Others just needed a break from studying.

“Personally, it’s a stress release,” said freshman communications major Kelly Smith. “It’s a pretty sneaky way to donate clothes.”

The Undie Run began at UCLA in 2001, when a student, Erik Whitehead, walked around campus in his underwear playing a guitar while protesting police restrictions. As attendance increased, UC police were employed during the event to ward off vandalism and dangerous activity. In the summer of 2009, administration canceled all future Undie Run events, citing safety concerns. Since then, the Undie Run has spread to campuses across the nation.

Hartsuyker said that he hasn’t received any complaints from school officials, but he hasn’t exactly asked for permission.

“It’s a lot better than Floatopia where students get drunk and trash the beach,” Hartsuyker said, backing up the run. “At least this goes to a good cause.”

Floatopia originated in 2004, when students partied and floated offshore of Isla Vista beach. In 2009, as many as 12,000 students attended the event, which was so popular, students called for a Floatopia 2 in May. Safety and environmental issues pushed Santa Barbara County officials to cancel the event.

Hartsuyker said that although some smirk and others palm their faces at the sight of hundreds of semi-streaking students participating, the reaction on campus is mostly positive.

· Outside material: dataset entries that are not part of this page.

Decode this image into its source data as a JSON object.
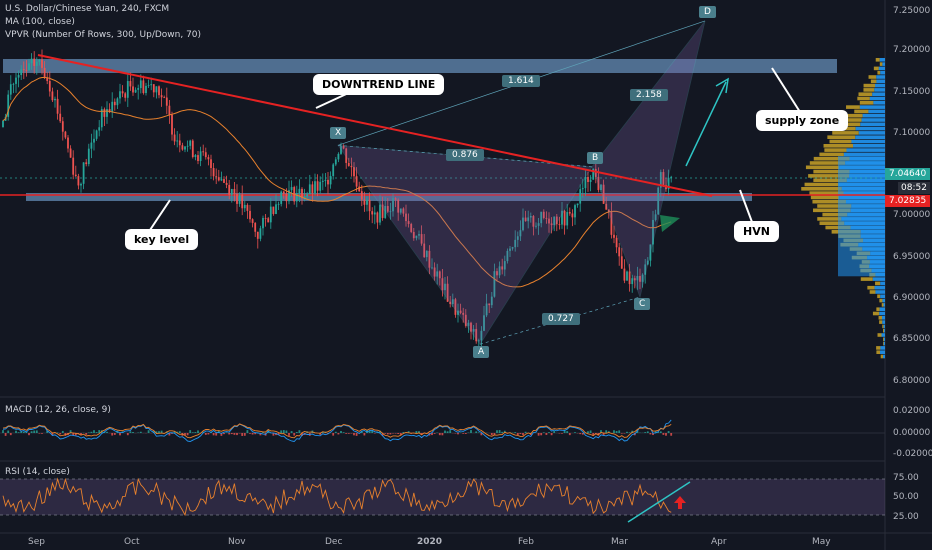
{
  "header": {
    "title": "U.S. Dollar/Chinese Yuan, 240, FXCM",
    "ma": "MA (100, close)",
    "vpvr": "VPVR (Number Of Rows, 300, Up/Down, 70)"
  },
  "chart_data": [
    {
      "type": "candlestick",
      "symbol": "USD/CNY",
      "y_axis": {
        "ticks": [
          "7.25000",
          "7.20000",
          "7.15000",
          "7.10000",
          "7.05000",
          "7.00000",
          "6.95000",
          "6.90000",
          "6.85000",
          "6.80000"
        ],
        "range": [
          6.78,
          7.26
        ]
      },
      "x_axis": {
        "ticks": [
          "Sep",
          "Oct",
          "Nov",
          "Dec",
          "2020",
          "Feb",
          "Mar",
          "Apr",
          "May"
        ]
      },
      "current_price": "7.04640",
      "countdown": "08:52",
      "level_price": "7.02835",
      "harmonic_points": [
        {
          "label": "X",
          "price": 7.088
        },
        {
          "label": "A",
          "price": 6.848
        },
        {
          "label": "B",
          "price": 7.062
        },
        {
          "label": "C",
          "price": 6.905
        },
        {
          "label": "D",
          "price": 7.238
        }
      ],
      "ratios": [
        "1.614",
        "0.876",
        "2.158",
        "0.727"
      ],
      "annotations": [
        "DOWNTREND LINE",
        "supply zone",
        "key level",
        "HVN"
      ]
    },
    {
      "type": "line",
      "name": "MACD (12, 26, close, 9)",
      "y_axis": {
        "ticks": [
          "0.02000",
          "0.00000",
          "-0.02000"
        ],
        "range": [
          -0.024,
          0.024
        ]
      }
    },
    {
      "type": "line",
      "name": "RSI (14, close)",
      "y_axis": {
        "ticks": [
          "75.00",
          "50.00",
          "25.00"
        ],
        "range": [
          10,
          90
        ]
      }
    }
  ],
  "colors": {
    "background": "#131722",
    "up": "#26a69a",
    "down": "#ef5350",
    "ma": "#e8812d",
    "downtrend": "#e52222",
    "harmonic": "#7b5fa5",
    "zone": "#5b7ea3",
    "volume_up": "#2196f3",
    "volume_down": "#c9a227",
    "rsi": "#e8812d",
    "arrow": "#2ec4c4"
  }
}
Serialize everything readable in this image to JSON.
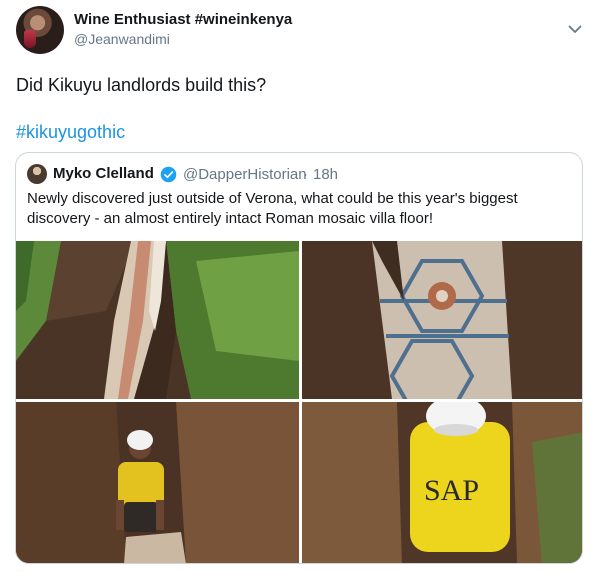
{
  "tweet": {
    "display_name": "Wine Enthusiast #wineinkenya",
    "handle": "@Jeanwandimi",
    "text": "Did Kikuyu landlords build this?",
    "hashtag": "#kikuyugothic"
  },
  "quoted_tweet": {
    "display_name": "Myko Clelland",
    "handle": "@DapperHistorian",
    "separator": "·",
    "time": "18h",
    "text": "Newly discovered just outside of Verona, what could be this year's biggest discovery - an almost entirely intact Roman mosaic villa floor!",
    "photos": [
      {
        "name": "trench-with-mosaic-strip"
      },
      {
        "name": "mosaic-closeup"
      },
      {
        "name": "worker-in-trench"
      },
      {
        "name": "worker-sap-shirt"
      }
    ],
    "helmet_text": "SAP"
  },
  "icons": {
    "menu": "chevron-down-icon",
    "verified": "verified-badge-icon"
  },
  "colors": {
    "link": "#1b95e0",
    "secondary_text": "#657786",
    "border": "#ccd6dd",
    "verified": "#1da1f2"
  }
}
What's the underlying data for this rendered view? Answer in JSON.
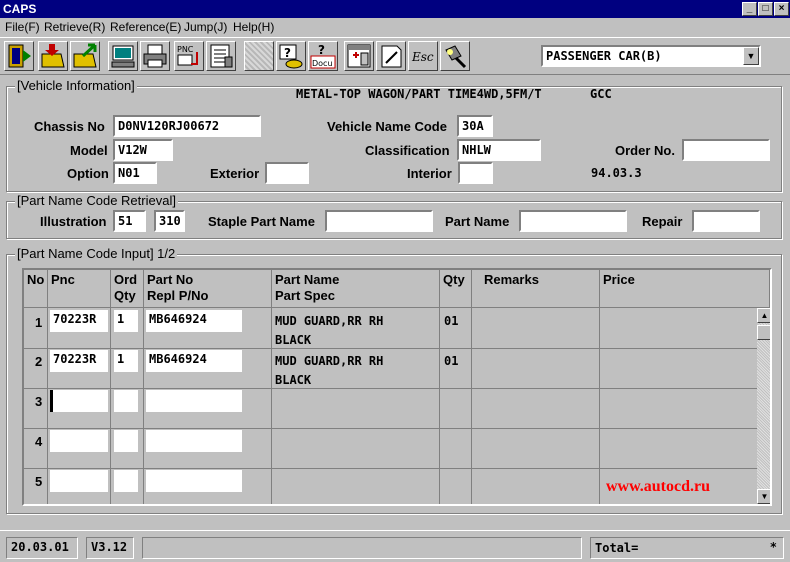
{
  "window": {
    "title": "CAPS"
  },
  "menu": {
    "items": [
      {
        "label": "File(F)"
      },
      {
        "label": "Retrieve(R)"
      },
      {
        "label": "Reference(E)"
      },
      {
        "label": "Jump(J)"
      },
      {
        "label": "Help(H)"
      }
    ]
  },
  "toolbar": {
    "pnc_label": "PNC",
    "docu_label": "Docu",
    "esc_label": "Esc",
    "vehicle_type": "PASSENGER CAR(B)"
  },
  "vehicle_info": {
    "title": "[Vehicle Information]",
    "description": "METAL-TOP WAGON/PART TIME4WD,5FM/T",
    "region": "GCC",
    "chassis_label": "Chassis No",
    "chassis_value": "D0NV120RJ00672",
    "vehicle_code_label": "Vehicle Name Code",
    "vehicle_code_value": "30A",
    "model_label": "Model",
    "model_value": "V12W",
    "classification_label": "Classification",
    "classification_value": "NHLW",
    "order_label": "Order No.",
    "order_value": "",
    "option_label": "Option",
    "option_value": "N01",
    "exterior_label": "Exterior",
    "exterior_value": "",
    "interior_label": "Interior",
    "interior_value": "",
    "date": "94.03.3"
  },
  "retrieval": {
    "title": "[Part Name Code Retrieval]",
    "illustration_label": "Illustration",
    "illustration_a": "51",
    "illustration_b": "310",
    "staple_label": "Staple Part Name",
    "staple_value": "",
    "part_name_label": "Part Name",
    "part_name_value": "",
    "repair_label": "Repair",
    "repair_value": ""
  },
  "input": {
    "title": "[Part Name Code Input] 1/2",
    "columns": {
      "no": "No",
      "pnc": "Pnc",
      "ord": "Ord",
      "qty1": "Qty",
      "partno": "Part No",
      "repl": "Repl P/No",
      "partname": "Part Name",
      "partspec": "Part Spec",
      "qty": "Qty",
      "remarks": "Remarks",
      "price": "Price"
    },
    "rows": [
      {
        "no": "1",
        "pnc": "70223R",
        "ord_qty": "1",
        "part_no": "MB646924",
        "part_name": "MUD GUARD,RR RH",
        "part_spec": "BLACK",
        "qty": "01"
      },
      {
        "no": "2",
        "pnc": "70223R",
        "ord_qty": "1",
        "part_no": "MB646924",
        "part_name": "MUD GUARD,RR RH",
        "part_spec": "BLACK",
        "qty": "01"
      },
      {
        "no": "3",
        "pnc": "",
        "ord_qty": "",
        "part_no": "",
        "part_name": "",
        "part_spec": "",
        "qty": ""
      },
      {
        "no": "4",
        "pnc": "",
        "ord_qty": "",
        "part_no": "",
        "part_name": "",
        "part_spec": "",
        "qty": ""
      },
      {
        "no": "5",
        "pnc": "",
        "ord_qty": "",
        "part_no": "",
        "part_name": "",
        "part_spec": "",
        "qty": ""
      }
    ],
    "watermark": "www.autocd.ru"
  },
  "status": {
    "date": "20.03.01",
    "version": "V3.12",
    "message": "",
    "total_label": "Total=",
    "total_value": "*"
  },
  "colors": {
    "titlebar": "#000080",
    "watermark": "#ff0000"
  }
}
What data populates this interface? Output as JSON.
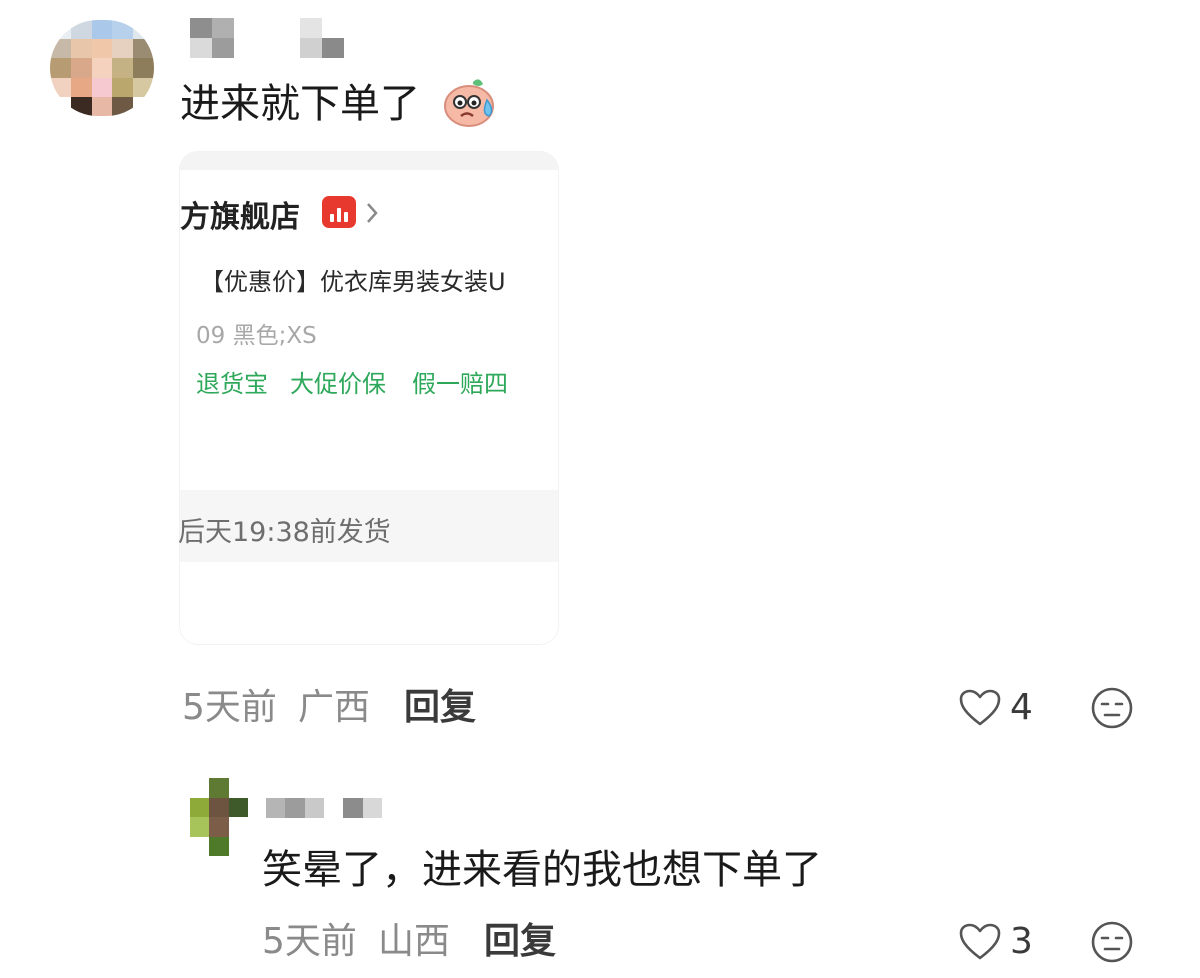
{
  "comments": [
    {
      "text": "进来就下单了",
      "emoji_icon": "sweating-face-sticker-icon",
      "time": "5天前",
      "location": "广西",
      "reply_label": "回复",
      "like_count": "4",
      "order_card": {
        "shop_name": "方旗舰店",
        "product_title": "【优惠价】优衣库男装女装U",
        "sku": "09 黑色;XS",
        "tags": [
          "退货宝",
          "大促价保",
          "假一赔四"
        ],
        "shipping": "后天19:38前发货"
      }
    },
    {
      "text": "笑晕了，进来看的我也想下单了",
      "time": "5天前",
      "location": "山西",
      "reply_label": "回复",
      "like_count": "3"
    }
  ],
  "colors": {
    "meta_gray": "#8a8a8a",
    "tag_green": "#2ea85a",
    "badge_red": "#e8392e"
  }
}
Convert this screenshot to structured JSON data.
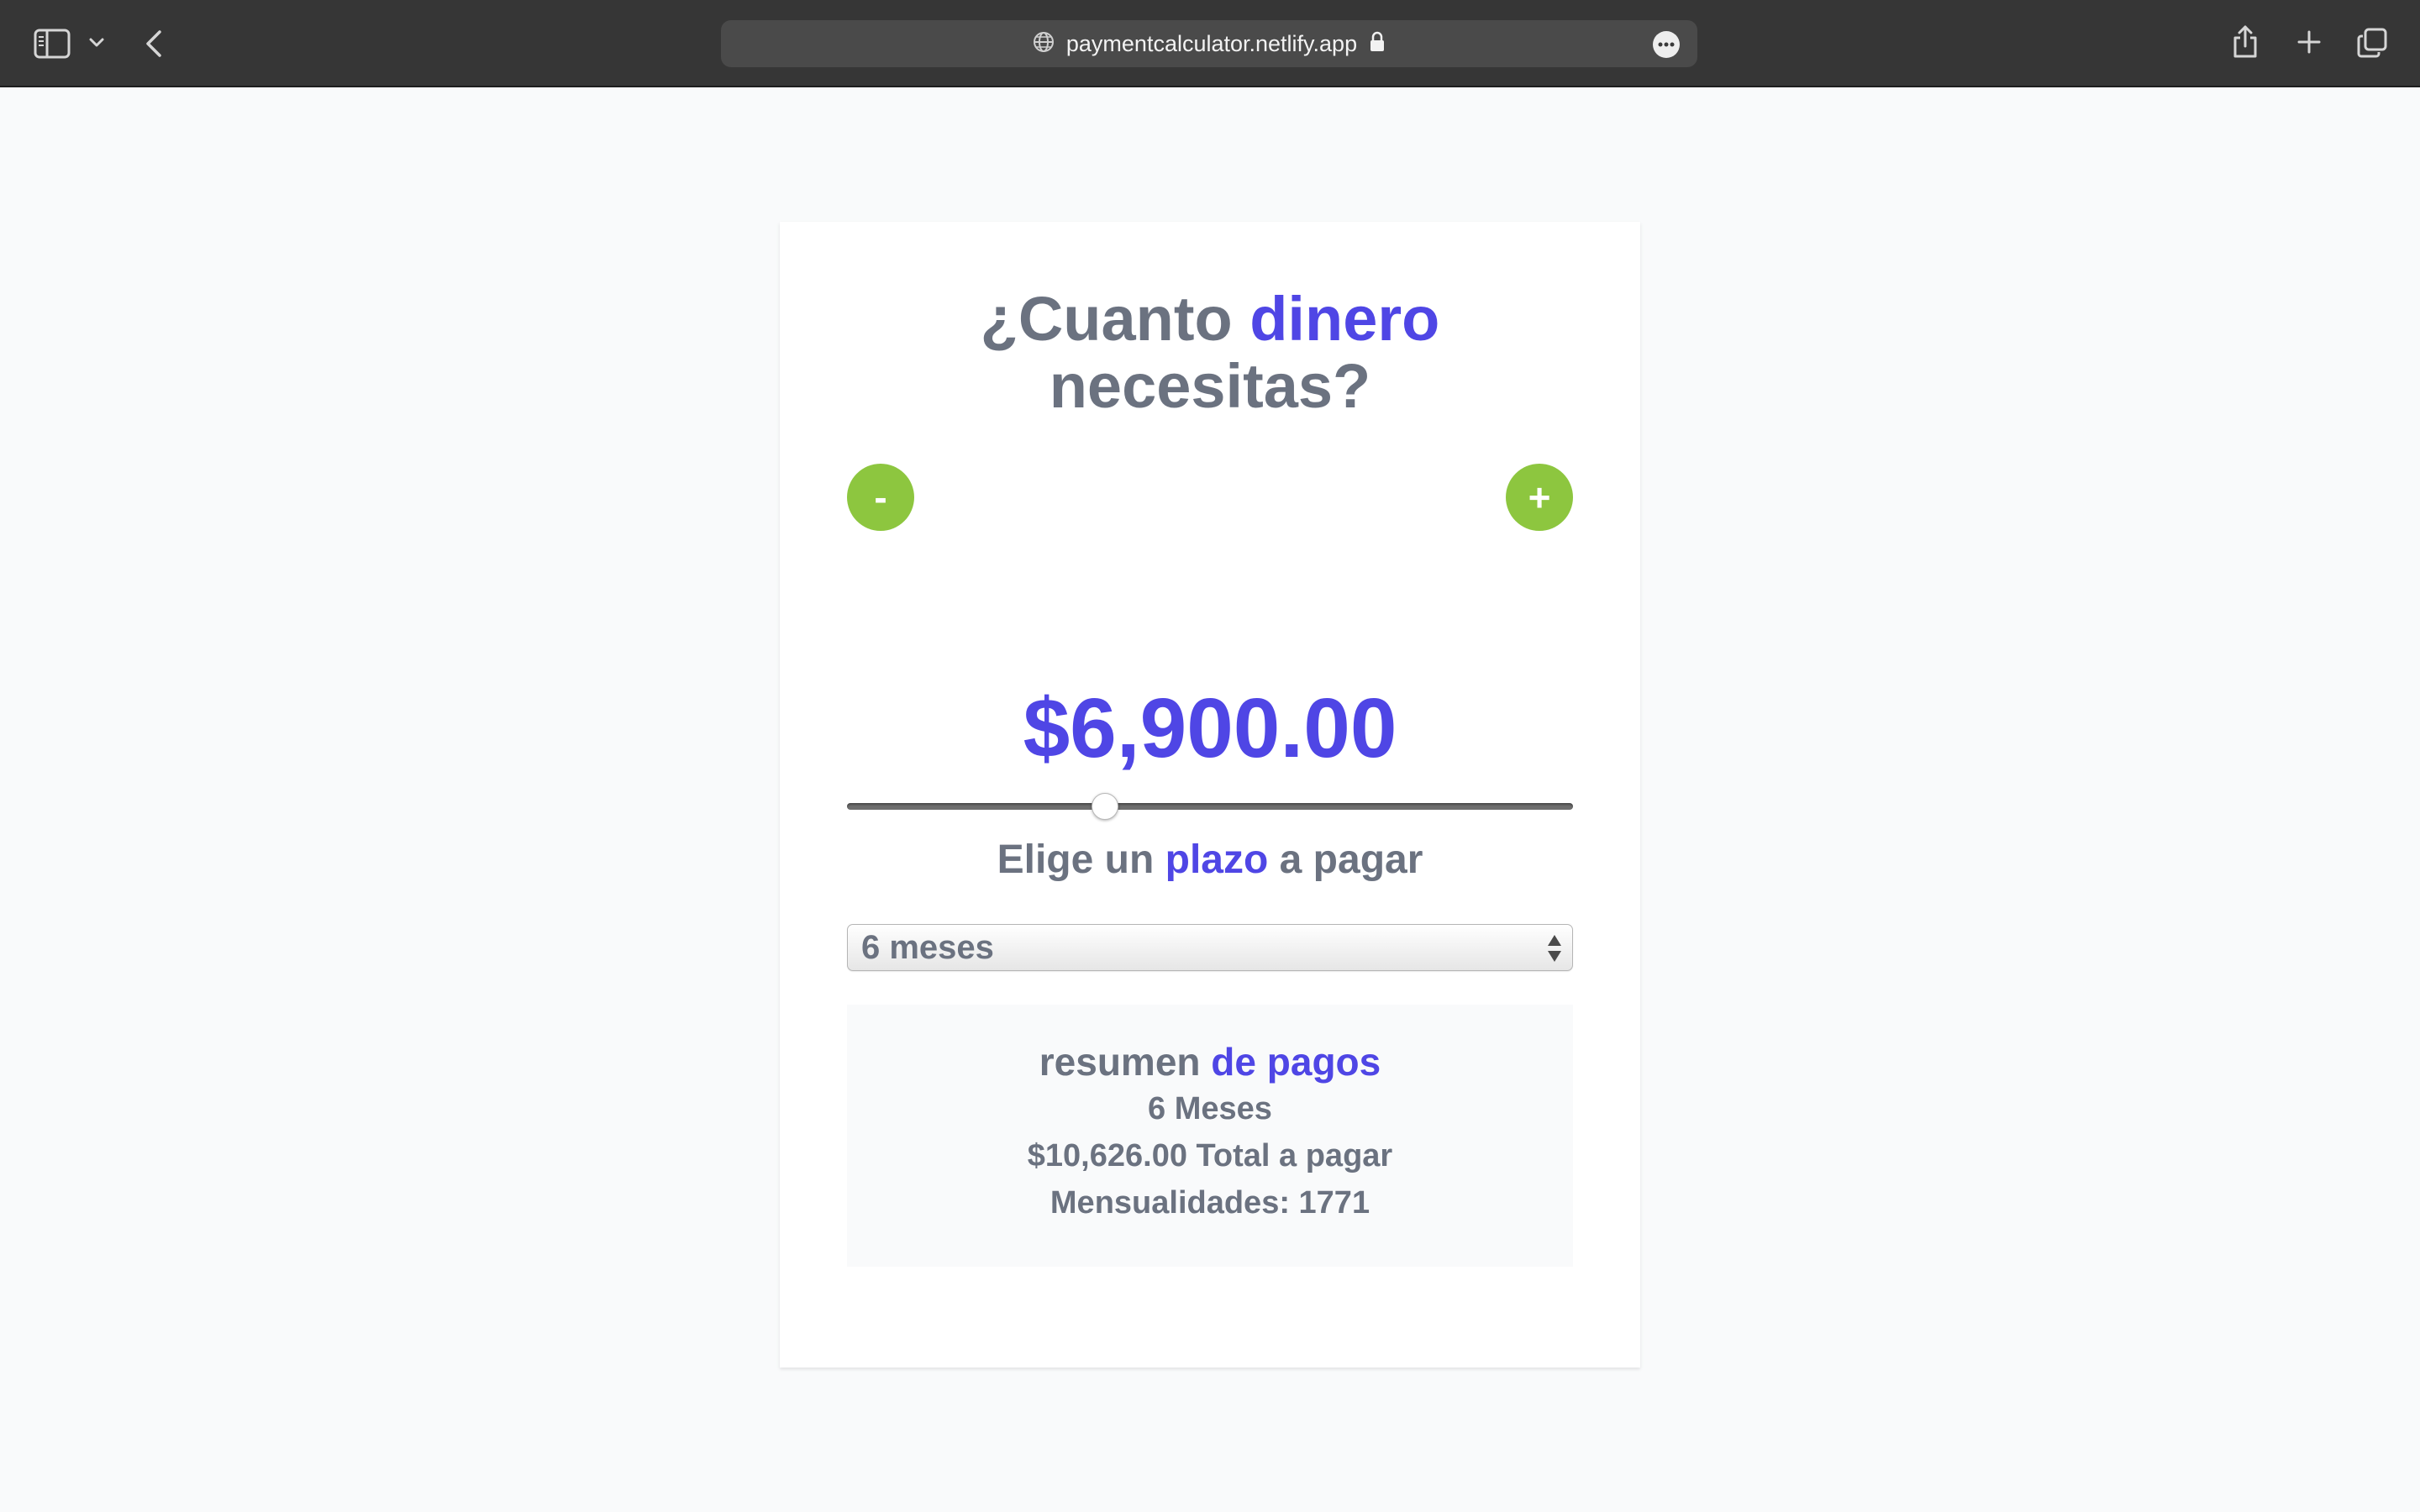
{
  "browser": {
    "url": "paymentcalculator.netlify.app",
    "icons": {
      "sidebar": "sidebar-icon",
      "chevron": "chevron-down-icon",
      "back": "back-icon",
      "globe": "globe-icon",
      "lock": "lock-icon",
      "more": "more-icon",
      "share": "share-icon",
      "new_tab": "plus-icon",
      "tabs": "tabs-icon"
    }
  },
  "calculator": {
    "title": {
      "part1": "¿Cuanto",
      "accent": "dinero",
      "part2": "necesitas?"
    },
    "decrease_label": "-",
    "increase_label": "+",
    "slider_fraction": 0.35,
    "amount": "$6,900.00",
    "term_heading": {
      "part1": "Elige un",
      "accent": "plazo",
      "part2": "a pagar"
    },
    "term_selected": "6 meses",
    "summary": {
      "title_part1": "resumen",
      "title_accent": "de pagos",
      "months": "6 Meses",
      "total": "$10,626.00 Total a pagar",
      "monthly": "Mensualidades: 1771"
    }
  },
  "colors": {
    "accent": "#4f46e5",
    "text": "#6b7280",
    "button": "#8dc63f",
    "background": "#f9fafb",
    "toolbar": "#363636"
  }
}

“We get a lot of cheers,” Hartsuyker said. “Guys like it a lot, especially when they see a dozen girls running around in matching thongs.”

Mike Matsuda, a 21-year-old English major, who is responsible for closing down the library at the end of the night, didn’t even attempt to stop the stampede of streaking students from entering.

“I’m supposed to kick these guys out,” Matsuda said. “I try to keep things as orderly as possible, but there’s really nothing you can do about a hoard of naked people.”

Students who were burning the midnight oil in the library had no problem with the run and some thought that watching their fellow classmates was also a good getaway from schoolwork.

“I think it’s funny,” said 20-year-old history major Daniel Clearlay. “It’s a nice study break.

Axe fragrance sponsors the event in the spring quarter, when more than 2,500 students attend the run. Hartsuyker is also given $5,000 to donate to a charitable cause of his choice.